Het bestrijden van witwassen en de financiering van terrorisme is een doelstelling van algemeen belang die de privacy-inbreuk die ontstaat met een UBO-register kan rechtvaardigen, maar dit betekent niet zonder meer dat iedereen toegang tot dat register moet hebben.

Het Hof legt uit dat in dit kader de volgende drie punten moeten worden beoordeeld:
1. Is de publieke toegankelijkheid van het UBO-register een geschikt middel in de strijd tegen witwassen?
2. Voldoet de inbreuk op de privacy van de UBO’s door toegang voor iedereen aan de eis van subsidiariteit en beperkt blijft tot het strikt noodzakelijke, met andere woorden: kan de strijd tegen witwassen niet redelijkerwijs even doeltreffend worden gevoerd op een andere wijze, die de grondrechten van de betrokkenen minder aantast?
3. Is de privacy-inbreuk die het gevolg is van volledige openbaarheid van het UBO-register evenredig en proportioneel, bij afweging van enerzijds het belang van witwasbestrijding en anderzijds de ernst van de privacy-inbreuk?

Aan de eerste vraag besteedt het Hof van Justitie weinig woorden: een publiek toegankelijk UBO-register kán door de daaruit voortvloeiende transparantie bijdragen aan een omgeving die minder makkelijk voor witwassen kan worden gebruikt. Maar op de andere twee punten voldoet de openbaarheid van het UBO-register niet aan de daaraan te stellen eisen.

Het antwoord van het Hof van Justitie op de tweede vraag is dat de privacyschending die het gevolg is van volledige openbaarheid van het UBO-register niet strikt noodzakelijk is. In een vorige versie van de anti-witwasregelgeving stond dat ‘personen of organisaties die een legitiem belang kunnen aantonen’ toegang hadden tot het UBO-register. Het Hof van Justitie benoemt nu als groepen die zo’n legitiem belang kunnen hebben:
a. de pers en maatschappelijke organisaties die zich bezig houden met de voorkoming en bestrijding van het witwassen van geld en terrorismefinanciering;
b. personen die de identiteit van een UBO willen kennen in het kader van een mogelijke transactie; en
c. financiële instellingen en autoriteiten die betrokken zijn bij de strijd tegen witwassen en terrorismefinanciering.

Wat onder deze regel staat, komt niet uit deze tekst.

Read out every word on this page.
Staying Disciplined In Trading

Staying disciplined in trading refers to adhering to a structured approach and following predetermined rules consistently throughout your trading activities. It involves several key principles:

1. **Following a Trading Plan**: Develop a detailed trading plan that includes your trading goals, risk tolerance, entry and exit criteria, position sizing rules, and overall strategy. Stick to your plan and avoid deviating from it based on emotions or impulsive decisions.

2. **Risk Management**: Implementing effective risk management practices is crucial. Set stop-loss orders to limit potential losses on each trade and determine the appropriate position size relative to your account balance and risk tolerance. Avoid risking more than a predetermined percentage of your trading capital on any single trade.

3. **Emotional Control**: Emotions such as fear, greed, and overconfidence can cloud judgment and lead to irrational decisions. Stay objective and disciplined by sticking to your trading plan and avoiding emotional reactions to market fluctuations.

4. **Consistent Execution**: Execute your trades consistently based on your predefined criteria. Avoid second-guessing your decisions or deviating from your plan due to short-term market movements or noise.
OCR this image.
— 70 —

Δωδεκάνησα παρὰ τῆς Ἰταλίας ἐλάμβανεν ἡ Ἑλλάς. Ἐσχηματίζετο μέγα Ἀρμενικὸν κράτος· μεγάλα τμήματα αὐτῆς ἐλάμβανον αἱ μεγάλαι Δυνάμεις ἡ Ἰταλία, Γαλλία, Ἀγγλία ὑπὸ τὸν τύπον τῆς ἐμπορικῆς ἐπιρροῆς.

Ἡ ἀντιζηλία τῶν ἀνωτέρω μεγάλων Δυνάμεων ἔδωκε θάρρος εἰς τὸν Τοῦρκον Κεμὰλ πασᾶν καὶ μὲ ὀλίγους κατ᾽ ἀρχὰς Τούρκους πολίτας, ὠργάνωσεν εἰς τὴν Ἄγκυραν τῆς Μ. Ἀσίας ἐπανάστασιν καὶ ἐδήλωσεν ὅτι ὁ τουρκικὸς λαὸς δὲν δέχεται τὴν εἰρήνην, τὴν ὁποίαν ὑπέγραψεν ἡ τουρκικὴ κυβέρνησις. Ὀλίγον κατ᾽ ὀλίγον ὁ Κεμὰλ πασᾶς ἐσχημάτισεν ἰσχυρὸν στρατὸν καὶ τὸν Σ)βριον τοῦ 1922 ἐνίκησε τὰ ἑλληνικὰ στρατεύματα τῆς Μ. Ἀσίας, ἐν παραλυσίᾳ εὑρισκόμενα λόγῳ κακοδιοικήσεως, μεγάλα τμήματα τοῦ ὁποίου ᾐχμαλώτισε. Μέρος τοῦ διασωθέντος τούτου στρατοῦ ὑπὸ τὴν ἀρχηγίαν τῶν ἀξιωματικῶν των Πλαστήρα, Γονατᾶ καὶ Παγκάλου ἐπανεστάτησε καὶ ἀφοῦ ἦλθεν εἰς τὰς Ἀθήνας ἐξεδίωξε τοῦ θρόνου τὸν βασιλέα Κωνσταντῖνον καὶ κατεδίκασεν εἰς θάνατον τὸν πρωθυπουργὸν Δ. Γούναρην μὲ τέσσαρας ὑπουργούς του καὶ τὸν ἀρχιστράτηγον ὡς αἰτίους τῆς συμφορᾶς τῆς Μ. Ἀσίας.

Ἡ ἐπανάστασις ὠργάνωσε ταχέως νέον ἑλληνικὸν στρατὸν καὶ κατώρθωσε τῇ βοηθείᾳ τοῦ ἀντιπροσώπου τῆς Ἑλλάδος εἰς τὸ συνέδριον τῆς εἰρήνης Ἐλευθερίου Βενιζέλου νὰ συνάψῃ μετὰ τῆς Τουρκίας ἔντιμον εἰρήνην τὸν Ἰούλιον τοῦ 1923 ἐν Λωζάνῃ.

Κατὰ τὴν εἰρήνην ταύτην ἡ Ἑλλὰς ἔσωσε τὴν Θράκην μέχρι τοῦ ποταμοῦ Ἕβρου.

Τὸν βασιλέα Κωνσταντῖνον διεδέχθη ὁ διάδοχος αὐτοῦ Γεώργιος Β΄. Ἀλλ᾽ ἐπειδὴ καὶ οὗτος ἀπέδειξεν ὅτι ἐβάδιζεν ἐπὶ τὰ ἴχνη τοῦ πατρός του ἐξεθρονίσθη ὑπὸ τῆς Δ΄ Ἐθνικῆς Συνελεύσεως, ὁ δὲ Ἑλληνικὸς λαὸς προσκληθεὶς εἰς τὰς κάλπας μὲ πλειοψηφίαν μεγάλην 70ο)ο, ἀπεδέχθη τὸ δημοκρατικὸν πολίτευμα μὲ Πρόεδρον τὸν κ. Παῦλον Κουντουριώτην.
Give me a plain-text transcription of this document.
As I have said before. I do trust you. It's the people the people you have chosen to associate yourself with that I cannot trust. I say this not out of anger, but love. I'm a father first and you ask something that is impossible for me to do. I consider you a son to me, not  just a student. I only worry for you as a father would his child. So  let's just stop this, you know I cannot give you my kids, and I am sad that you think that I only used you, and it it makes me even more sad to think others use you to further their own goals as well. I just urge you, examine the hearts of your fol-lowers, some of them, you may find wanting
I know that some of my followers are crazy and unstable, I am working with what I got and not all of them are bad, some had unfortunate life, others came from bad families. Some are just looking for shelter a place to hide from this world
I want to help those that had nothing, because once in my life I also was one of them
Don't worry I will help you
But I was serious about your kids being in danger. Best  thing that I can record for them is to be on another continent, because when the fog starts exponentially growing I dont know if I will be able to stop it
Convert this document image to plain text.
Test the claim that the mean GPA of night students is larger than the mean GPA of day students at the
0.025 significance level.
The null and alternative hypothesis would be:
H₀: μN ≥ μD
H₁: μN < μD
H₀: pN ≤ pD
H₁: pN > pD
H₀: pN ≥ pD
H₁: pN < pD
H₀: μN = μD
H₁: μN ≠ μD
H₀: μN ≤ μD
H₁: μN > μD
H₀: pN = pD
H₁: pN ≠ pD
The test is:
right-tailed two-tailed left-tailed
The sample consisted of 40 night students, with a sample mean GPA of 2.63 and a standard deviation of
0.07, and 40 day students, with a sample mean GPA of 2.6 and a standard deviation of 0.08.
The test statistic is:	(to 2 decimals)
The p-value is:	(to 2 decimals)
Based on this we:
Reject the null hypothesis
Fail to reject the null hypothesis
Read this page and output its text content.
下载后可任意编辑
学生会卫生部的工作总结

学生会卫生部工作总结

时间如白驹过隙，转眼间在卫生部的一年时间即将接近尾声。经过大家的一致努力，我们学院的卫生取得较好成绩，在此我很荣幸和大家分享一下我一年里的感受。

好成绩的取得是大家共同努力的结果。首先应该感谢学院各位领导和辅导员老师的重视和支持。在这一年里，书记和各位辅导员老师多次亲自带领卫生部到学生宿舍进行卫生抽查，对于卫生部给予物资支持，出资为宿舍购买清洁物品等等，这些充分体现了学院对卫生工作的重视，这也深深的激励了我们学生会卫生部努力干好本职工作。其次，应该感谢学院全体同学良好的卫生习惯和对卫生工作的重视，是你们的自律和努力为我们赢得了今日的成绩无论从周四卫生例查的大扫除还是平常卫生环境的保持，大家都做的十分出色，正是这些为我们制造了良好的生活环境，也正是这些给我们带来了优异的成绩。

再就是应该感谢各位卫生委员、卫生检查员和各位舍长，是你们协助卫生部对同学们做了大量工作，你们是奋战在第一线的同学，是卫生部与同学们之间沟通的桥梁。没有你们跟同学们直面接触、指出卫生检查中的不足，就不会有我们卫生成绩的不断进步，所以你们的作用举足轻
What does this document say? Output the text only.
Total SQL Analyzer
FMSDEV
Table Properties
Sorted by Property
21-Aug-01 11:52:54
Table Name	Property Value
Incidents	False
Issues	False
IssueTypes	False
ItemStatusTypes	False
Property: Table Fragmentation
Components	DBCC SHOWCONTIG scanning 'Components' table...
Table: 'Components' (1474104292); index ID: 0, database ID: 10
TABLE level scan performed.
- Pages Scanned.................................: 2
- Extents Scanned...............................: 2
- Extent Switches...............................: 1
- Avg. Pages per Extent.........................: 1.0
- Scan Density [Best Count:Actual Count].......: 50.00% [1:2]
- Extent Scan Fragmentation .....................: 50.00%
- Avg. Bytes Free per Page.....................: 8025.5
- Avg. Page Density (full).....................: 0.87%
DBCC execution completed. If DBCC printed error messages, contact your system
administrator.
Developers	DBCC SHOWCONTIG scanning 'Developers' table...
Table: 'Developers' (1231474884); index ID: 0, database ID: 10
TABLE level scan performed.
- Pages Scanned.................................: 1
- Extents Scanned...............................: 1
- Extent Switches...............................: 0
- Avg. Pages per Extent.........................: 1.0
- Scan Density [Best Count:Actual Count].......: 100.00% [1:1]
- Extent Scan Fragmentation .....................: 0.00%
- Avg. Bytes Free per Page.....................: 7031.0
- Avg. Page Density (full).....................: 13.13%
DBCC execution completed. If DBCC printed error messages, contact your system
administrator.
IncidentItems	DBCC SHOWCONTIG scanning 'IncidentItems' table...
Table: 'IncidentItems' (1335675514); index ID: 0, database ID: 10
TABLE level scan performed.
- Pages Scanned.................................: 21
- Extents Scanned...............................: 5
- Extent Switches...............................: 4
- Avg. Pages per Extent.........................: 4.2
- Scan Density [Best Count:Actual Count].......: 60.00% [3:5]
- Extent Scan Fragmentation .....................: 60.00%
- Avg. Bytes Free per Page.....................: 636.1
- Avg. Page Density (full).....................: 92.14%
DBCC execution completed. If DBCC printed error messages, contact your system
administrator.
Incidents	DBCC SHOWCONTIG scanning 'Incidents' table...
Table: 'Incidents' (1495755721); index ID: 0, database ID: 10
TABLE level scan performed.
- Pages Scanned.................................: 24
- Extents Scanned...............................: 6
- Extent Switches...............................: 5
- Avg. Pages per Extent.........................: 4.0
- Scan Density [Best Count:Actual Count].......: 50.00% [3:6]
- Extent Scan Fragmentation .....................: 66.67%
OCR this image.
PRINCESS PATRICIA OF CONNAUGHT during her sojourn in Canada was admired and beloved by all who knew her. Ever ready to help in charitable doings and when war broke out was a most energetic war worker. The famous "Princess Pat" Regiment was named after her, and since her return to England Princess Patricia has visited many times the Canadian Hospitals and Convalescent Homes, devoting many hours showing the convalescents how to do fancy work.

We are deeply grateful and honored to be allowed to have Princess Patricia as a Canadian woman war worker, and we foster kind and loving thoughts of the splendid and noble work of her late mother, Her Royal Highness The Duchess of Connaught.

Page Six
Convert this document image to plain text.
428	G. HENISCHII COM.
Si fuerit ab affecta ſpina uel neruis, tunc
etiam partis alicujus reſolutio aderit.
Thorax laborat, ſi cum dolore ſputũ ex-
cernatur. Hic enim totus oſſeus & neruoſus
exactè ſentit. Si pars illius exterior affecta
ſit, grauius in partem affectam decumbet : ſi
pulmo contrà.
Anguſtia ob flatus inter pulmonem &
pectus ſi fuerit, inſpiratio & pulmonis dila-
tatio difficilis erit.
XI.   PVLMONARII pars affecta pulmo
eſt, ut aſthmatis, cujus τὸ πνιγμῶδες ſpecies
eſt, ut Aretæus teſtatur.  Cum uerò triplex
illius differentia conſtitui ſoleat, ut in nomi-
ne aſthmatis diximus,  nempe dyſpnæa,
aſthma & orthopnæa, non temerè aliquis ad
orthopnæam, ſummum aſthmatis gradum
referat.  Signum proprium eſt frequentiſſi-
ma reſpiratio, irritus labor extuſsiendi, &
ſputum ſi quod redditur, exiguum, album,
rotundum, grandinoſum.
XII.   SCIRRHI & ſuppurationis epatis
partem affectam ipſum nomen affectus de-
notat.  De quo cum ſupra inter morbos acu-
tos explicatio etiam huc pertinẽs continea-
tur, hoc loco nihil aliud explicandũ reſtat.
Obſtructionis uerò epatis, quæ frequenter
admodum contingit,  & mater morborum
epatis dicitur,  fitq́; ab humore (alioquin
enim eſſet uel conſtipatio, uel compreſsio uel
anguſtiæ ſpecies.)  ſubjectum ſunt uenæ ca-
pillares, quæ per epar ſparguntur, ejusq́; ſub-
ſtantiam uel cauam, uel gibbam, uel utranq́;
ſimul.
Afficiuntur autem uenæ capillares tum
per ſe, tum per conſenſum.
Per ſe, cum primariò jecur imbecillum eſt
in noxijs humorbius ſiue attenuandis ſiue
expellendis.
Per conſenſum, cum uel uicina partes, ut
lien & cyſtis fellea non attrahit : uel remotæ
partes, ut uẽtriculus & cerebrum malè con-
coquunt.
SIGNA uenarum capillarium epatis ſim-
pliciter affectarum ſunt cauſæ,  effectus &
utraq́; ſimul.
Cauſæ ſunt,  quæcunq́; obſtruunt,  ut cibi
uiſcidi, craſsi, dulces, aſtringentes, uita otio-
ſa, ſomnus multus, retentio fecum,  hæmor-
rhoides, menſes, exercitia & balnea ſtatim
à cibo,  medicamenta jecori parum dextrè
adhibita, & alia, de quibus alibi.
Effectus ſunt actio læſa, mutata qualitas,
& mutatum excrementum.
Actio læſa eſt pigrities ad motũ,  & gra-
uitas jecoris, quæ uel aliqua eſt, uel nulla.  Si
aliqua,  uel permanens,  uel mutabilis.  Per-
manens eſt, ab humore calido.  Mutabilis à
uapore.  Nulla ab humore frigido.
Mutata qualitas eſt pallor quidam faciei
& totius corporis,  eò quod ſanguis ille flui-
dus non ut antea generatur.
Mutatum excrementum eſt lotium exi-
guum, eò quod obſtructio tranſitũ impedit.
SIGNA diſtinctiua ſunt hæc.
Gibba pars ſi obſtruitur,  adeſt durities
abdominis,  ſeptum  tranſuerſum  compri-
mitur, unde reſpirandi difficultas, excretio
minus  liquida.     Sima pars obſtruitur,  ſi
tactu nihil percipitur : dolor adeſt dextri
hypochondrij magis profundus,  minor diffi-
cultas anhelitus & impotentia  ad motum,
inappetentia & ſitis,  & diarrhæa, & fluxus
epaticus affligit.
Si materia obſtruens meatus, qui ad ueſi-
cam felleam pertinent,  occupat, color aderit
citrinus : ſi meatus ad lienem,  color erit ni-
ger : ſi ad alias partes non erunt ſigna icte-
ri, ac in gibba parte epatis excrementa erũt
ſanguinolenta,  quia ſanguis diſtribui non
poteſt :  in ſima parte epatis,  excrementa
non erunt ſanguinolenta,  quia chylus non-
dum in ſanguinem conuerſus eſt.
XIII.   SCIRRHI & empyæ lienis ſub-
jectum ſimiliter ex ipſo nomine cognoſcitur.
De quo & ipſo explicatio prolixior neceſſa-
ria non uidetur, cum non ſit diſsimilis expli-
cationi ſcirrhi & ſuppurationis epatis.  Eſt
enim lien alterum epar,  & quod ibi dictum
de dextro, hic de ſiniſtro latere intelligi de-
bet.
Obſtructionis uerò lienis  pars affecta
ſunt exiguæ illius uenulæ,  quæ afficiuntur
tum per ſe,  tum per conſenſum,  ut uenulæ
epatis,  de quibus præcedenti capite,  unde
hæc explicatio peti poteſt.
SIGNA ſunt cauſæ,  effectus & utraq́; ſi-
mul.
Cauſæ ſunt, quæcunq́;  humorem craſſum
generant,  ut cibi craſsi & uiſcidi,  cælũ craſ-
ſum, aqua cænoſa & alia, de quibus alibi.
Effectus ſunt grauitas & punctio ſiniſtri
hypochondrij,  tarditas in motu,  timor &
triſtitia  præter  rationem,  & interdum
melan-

De Europese Commissie heeft eerder aangegeven dat het moeilijk is om een juridische definitie te geven van het begrip ‘legitiem belang’. Dat vindt de rechter te kort door de bocht: dat het moeilijk is om dat begrip af te bakenen, rechtvaardigt nog niet om dan maar aan iedereen toegang te geven. En dus sneuvelt de openbaarheid van het UBO-register, omdat de privacy-inbreuk voor de UBO’s niet beperkt blijft tot wat strikt noodzakelijk is.

Ook in het antwoord op de derde vraag, naar de evenredigheid van de privacy-inbreuk ten opzichte van het belang van anti-witwasdoelstellingen, laat het Hof van Justitie de privacy prevaleren. De strijd tegen witwassen en terrorismefinanciering is primair een taak van de overheid en financiële instellingen. Die hadden eerder ook al volledige toegang tot het UBO-register. De uitbreiding van de toegang tot het UBO-register tot het volledige publiek leidt tot een aanzienlijk zwaardere aantasting van de privacy, zonder dat dit wordt gecompenseerd door voordelen in de strijd tegen witwassen en terrorismefinanciering.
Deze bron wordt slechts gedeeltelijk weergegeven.